Issouf is worried about the dangerous developments in the camp. "I left my country because of the lack of security, but it's the same here, or even worse," he sighs. "We live in fear."  

'We lack everything in Moria'

According to MSF, the more overcrowded the camp is, the more violent it gets. In 2019, Greece once again became the primary gateway for migrants trying to make their way to Europe. The Moria camp currently houses 19,000 people, almost seven times its capacity of 2,800 places.

"The overcrowding of the camp, the cold and the waiting doesn't help the situation and makes it harder on everyone," Abassi from MSF says. "We lack everything in Moria: food, showers, toilets… You have to line up for everything here, all the time."

"A camp like this shouldn't even exist in Europe," Abassi says, noting that the European Union must take its responsibility for people living there.
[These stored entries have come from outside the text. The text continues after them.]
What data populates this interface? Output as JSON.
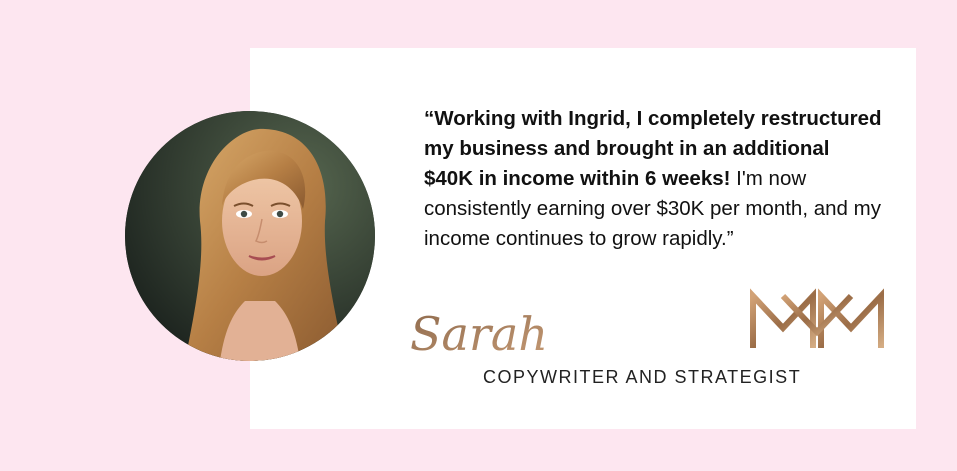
{
  "testimonial": {
    "quote_bold": "“Working with Ingrid, I completely restructured my business and brought in an additional $40K in income within 6 weeks!",
    "quote_regular": " I'm now consistently earning over $30K per month, and my income continues to grow rapidly.”",
    "signature": "Sarah",
    "role": "COPYWRITER AND STRATEGIST"
  },
  "colors": {
    "page_background": "#fde6f0",
    "card_background": "#ffffff",
    "accent_gold": "#b9885e"
  },
  "icons": {
    "logo": "gold-monogram-logo",
    "photo": "woman-portrait"
  }
}
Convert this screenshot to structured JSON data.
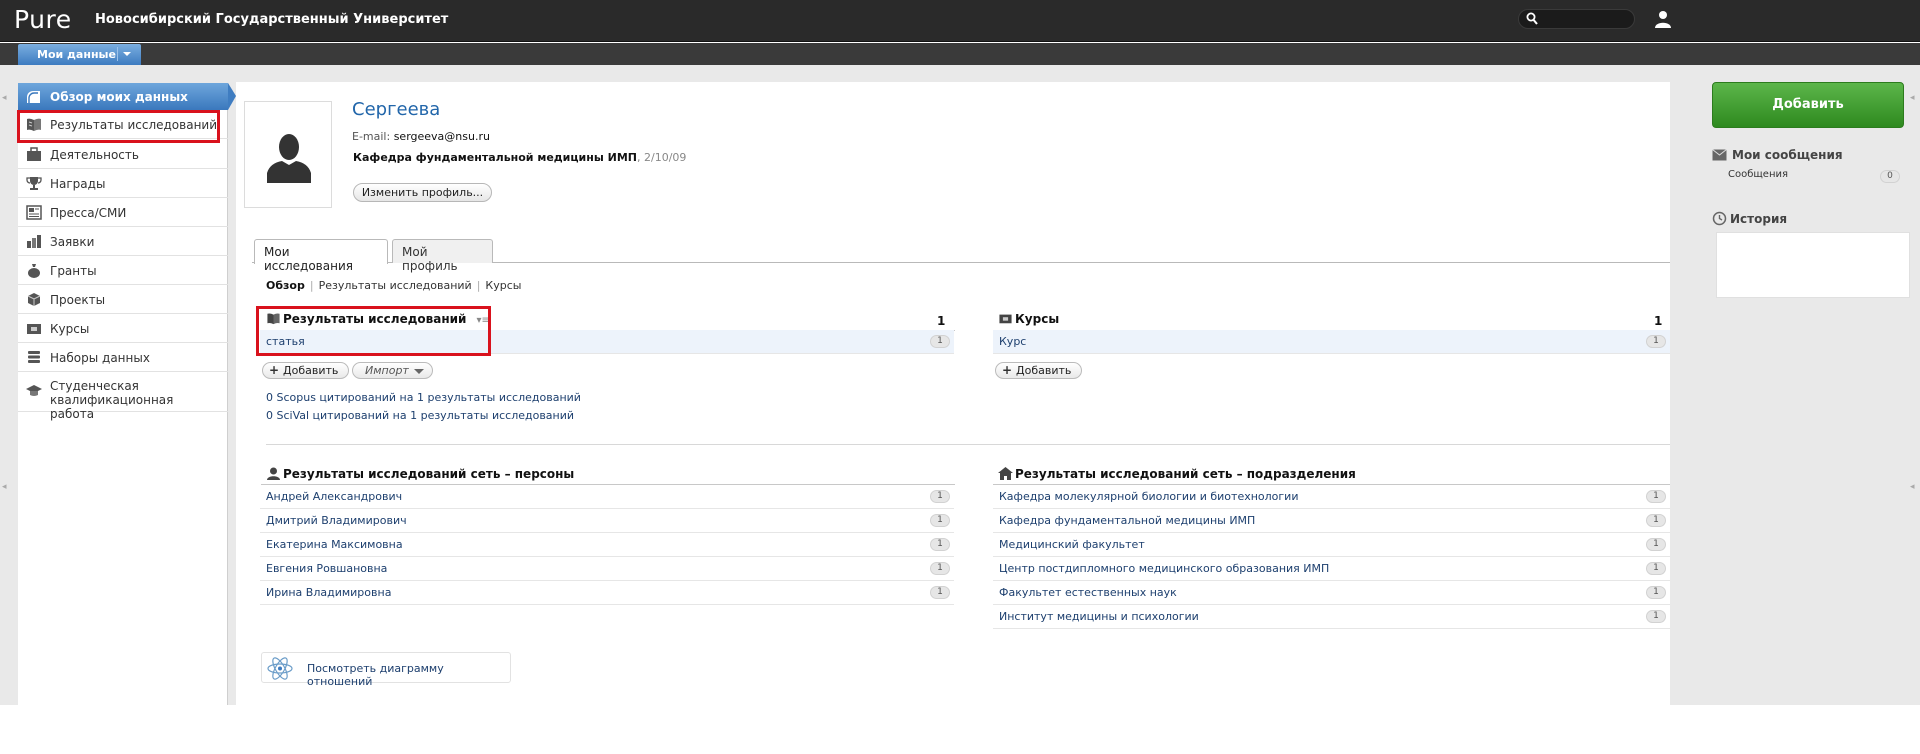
{
  "app": {
    "logo": "Pure",
    "university": "Новосибирский Государственный Университет",
    "search_placeholder": "",
    "nav_button": "Мои данные"
  },
  "sidebar": {
    "overview": "Обзор моих данных",
    "items": [
      {
        "label": "Результаты исследований",
        "icon": "book-icon"
      },
      {
        "label": "Деятельность",
        "icon": "briefcase-icon"
      },
      {
        "label": "Награды",
        "icon": "trophy-icon"
      },
      {
        "label": "Пресса/СМИ",
        "icon": "newspaper-icon"
      },
      {
        "label": "Заявки",
        "icon": "application-icon"
      },
      {
        "label": "Гранты",
        "icon": "money-bag-icon"
      },
      {
        "label": "Проекты",
        "icon": "cube-icon"
      },
      {
        "label": "Курсы",
        "icon": "course-icon"
      },
      {
        "label": "Наборы данных",
        "icon": "database-icon"
      },
      {
        "label": "Студенческая квалификационная работа",
        "icon": "graduation-cap-icon"
      }
    ]
  },
  "profile": {
    "name": "Сергеева",
    "email_label": "E-mail:",
    "email": "sergeeva@nsu.ru",
    "department": "Кафедра фундаментальной медицины ИМП",
    "date": ", 2/10/09",
    "edit_button": "Изменить профиль..."
  },
  "tabs": [
    "Мои исследования",
    "Мой профиль"
  ],
  "subnav": {
    "active": "Обзор",
    "links": [
      "Результаты исследований",
      "Курсы"
    ]
  },
  "research": {
    "title": "Результаты исследований",
    "count": "1",
    "rows": [
      {
        "label": "статья",
        "count": "1"
      }
    ],
    "add": "Добавить",
    "import": "Импорт",
    "cite1": "0 Scopus цитирований на 1 результаты исследований",
    "cite2": "0 SciVal цитирований на 1 результаты исследований"
  },
  "courses": {
    "title": "Курсы",
    "count": "1",
    "rows": [
      {
        "label": "Курс",
        "count": "1"
      }
    ],
    "add": "Добавить"
  },
  "network_persons": {
    "title": "Результаты исследований сеть – персоны",
    "rows": [
      {
        "label": "Андрей Александрович",
        "count": "1"
      },
      {
        "label": "Дмитрий Владимирович",
        "count": "1"
      },
      {
        "label": "Екатерина Максимовна",
        "count": "1"
      },
      {
        "label": "Евгения Ровшановна",
        "count": "1"
      },
      {
        "label": "Ирина Владимировна",
        "count": "1"
      }
    ]
  },
  "network_units": {
    "title": "Результаты исследований сеть – подразделения",
    "rows": [
      {
        "label": "Кафедра молекулярной биологии и биотехнологии",
        "count": "1"
      },
      {
        "label": "Кафедра фундаментальной медицины ИМП",
        "count": "1"
      },
      {
        "label": "Медицинский факультет",
        "count": "1"
      },
      {
        "label": "Центр постдипломного медицинского образования ИМП",
        "count": "1"
      },
      {
        "label": "Факультет естественных наук",
        "count": "1"
      },
      {
        "label": "Институт медицины и психологии",
        "count": "1"
      }
    ]
  },
  "diagram_button": "Посмотреть диаграмму отношений",
  "right": {
    "add_button": "Добавить",
    "messages_title": "Мои сообщения",
    "messages_label": "Сообщения",
    "messages_count": "0",
    "history_title": "История"
  },
  "colors": {
    "accent": "#3d7bc0",
    "highlight": "#d9121d",
    "add_green": "#3f9d2e",
    "link": "#1d3f6e"
  }
}
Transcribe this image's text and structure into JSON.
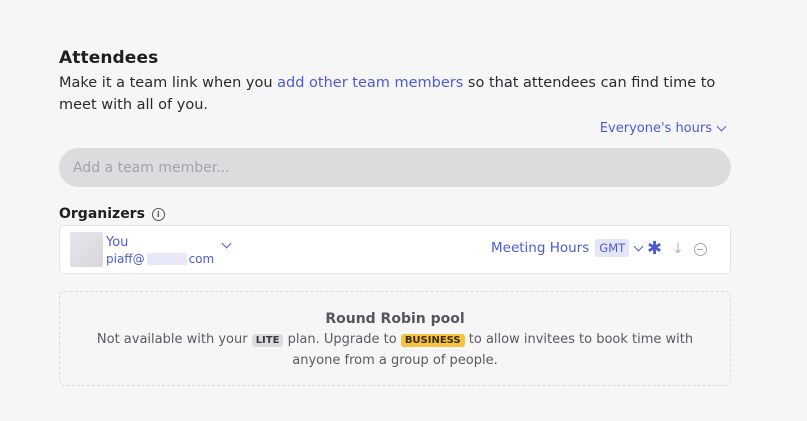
{
  "attendees": {
    "title": "Attendees",
    "desc_before": "Make it a team link when you ",
    "desc_link": "add other team members",
    "desc_after": " so that attendees can find time to meet with all of you.",
    "hours_select": "Everyone's hours"
  },
  "team_input": {
    "placeholder": "Add a team member..."
  },
  "organizers": {
    "label": "Organizers",
    "info_icon": "info-icon",
    "items": [
      {
        "name": "You",
        "email_start": "piaff@",
        "email_end": "com",
        "meeting_hours": "Meeting Hours",
        "timezone": "GMT",
        "icons": [
          "asterisk-icon",
          "arrow-down-icon",
          "remove-icon"
        ]
      }
    ]
  },
  "pool": {
    "title": "Round Robin pool",
    "text_1": "Not available with your ",
    "badge_lite": "LITE",
    "text_2": " plan. Upgrade to ",
    "badge_business": "BUSINESS",
    "text_3": " to allow invitees to book time with anyone from a group of people."
  },
  "colors": {
    "accent": "#4b5bd6",
    "business_badge": "#f5c242"
  }
}
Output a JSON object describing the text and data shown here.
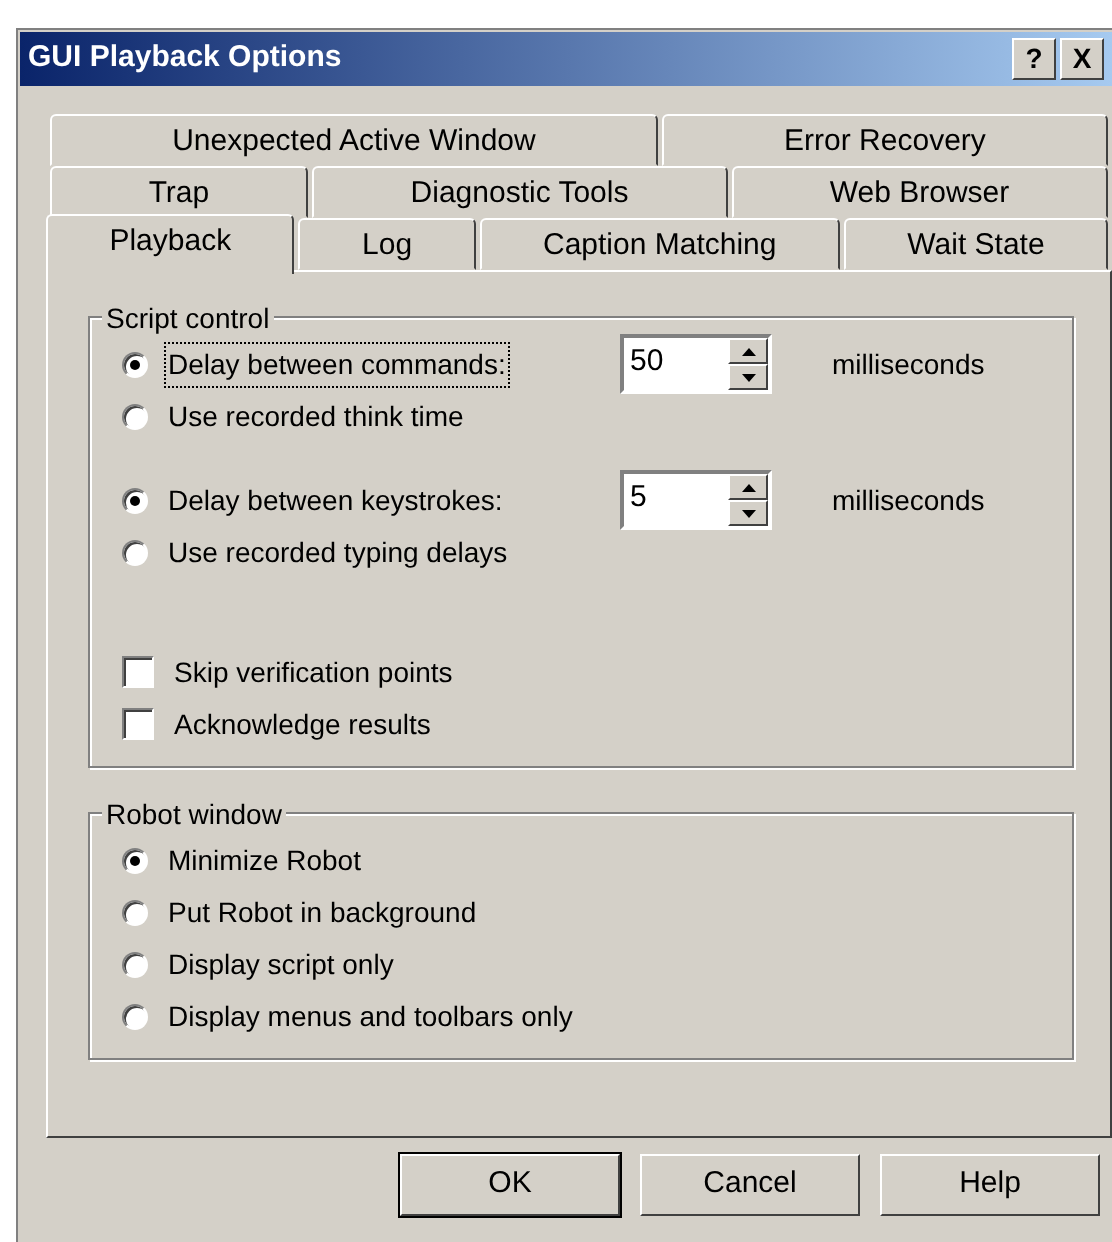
{
  "window": {
    "title": "GUI Playback Options",
    "title_buttons": [
      "?",
      "X"
    ]
  },
  "tab_rows": [
    {
      "tabs": [
        {
          "label": "Unexpected Active Window",
          "selected": false
        },
        {
          "label": "Error Recovery",
          "selected": false
        }
      ]
    },
    {
      "tabs": [
        {
          "label": "Trap",
          "selected": false
        },
        {
          "label": "Diagnostic Tools",
          "selected": false
        },
        {
          "label": "Web Browser",
          "selected": false
        }
      ]
    },
    {
      "tabs": [
        {
          "label": "Playback",
          "selected": true
        },
        {
          "label": "Log",
          "selected": false
        },
        {
          "label": "Caption Matching",
          "selected": false
        },
        {
          "label": "Wait State",
          "selected": false
        }
      ]
    }
  ],
  "script_control": {
    "title": "Script control",
    "groups": [
      {
        "items": [
          {
            "kind": "radio",
            "label": "Delay between commands:",
            "selected": true,
            "focused": true,
            "spin_value": "50",
            "unit": "milliseconds"
          },
          {
            "kind": "radio",
            "label": "Use recorded think time",
            "selected": false,
            "focused": false
          }
        ]
      },
      {
        "items": [
          {
            "kind": "radio",
            "label": "Delay between keystrokes:",
            "selected": true,
            "focused": false,
            "spin_value": "5",
            "unit": "milliseconds"
          },
          {
            "kind": "radio",
            "label": "Use recorded typing delays",
            "selected": false,
            "focused": false
          }
        ]
      },
      {
        "items": [
          {
            "kind": "checkbox",
            "label": "Skip verification points",
            "checked": false,
            "focused": false
          },
          {
            "kind": "checkbox",
            "label": "Acknowledge results",
            "checked": false,
            "focused": false
          }
        ]
      }
    ]
  },
  "robot_window": {
    "title": "Robot window",
    "items": [
      {
        "kind": "radio",
        "label": "Minimize Robot",
        "selected": true
      },
      {
        "kind": "radio",
        "label": "Put Robot in background",
        "selected": false
      },
      {
        "kind": "radio",
        "label": "Display script only",
        "selected": false
      },
      {
        "kind": "radio",
        "label": "Display menus and toolbars only",
        "selected": false
      }
    ]
  },
  "buttons": [
    {
      "label": "OK",
      "default": true
    },
    {
      "label": "Cancel",
      "default": false
    },
    {
      "label": "Help",
      "default": false
    }
  ]
}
The Greek government, meanwhile, has announced several measures to try to end the overcrowding of the migrant camps on the Aegean islands. At the end of last year, for example, hundreds of migrants were transferred to mainland Greece.

But Greek authorities are also trying to deter new migrant arrivals and have tightened the legislation on the right to asylum. They have also announced the creation of new migrant camps – aimed at housing some 5,000 people – on the five Aegean islands where there are currently reception and registration centers for migrants.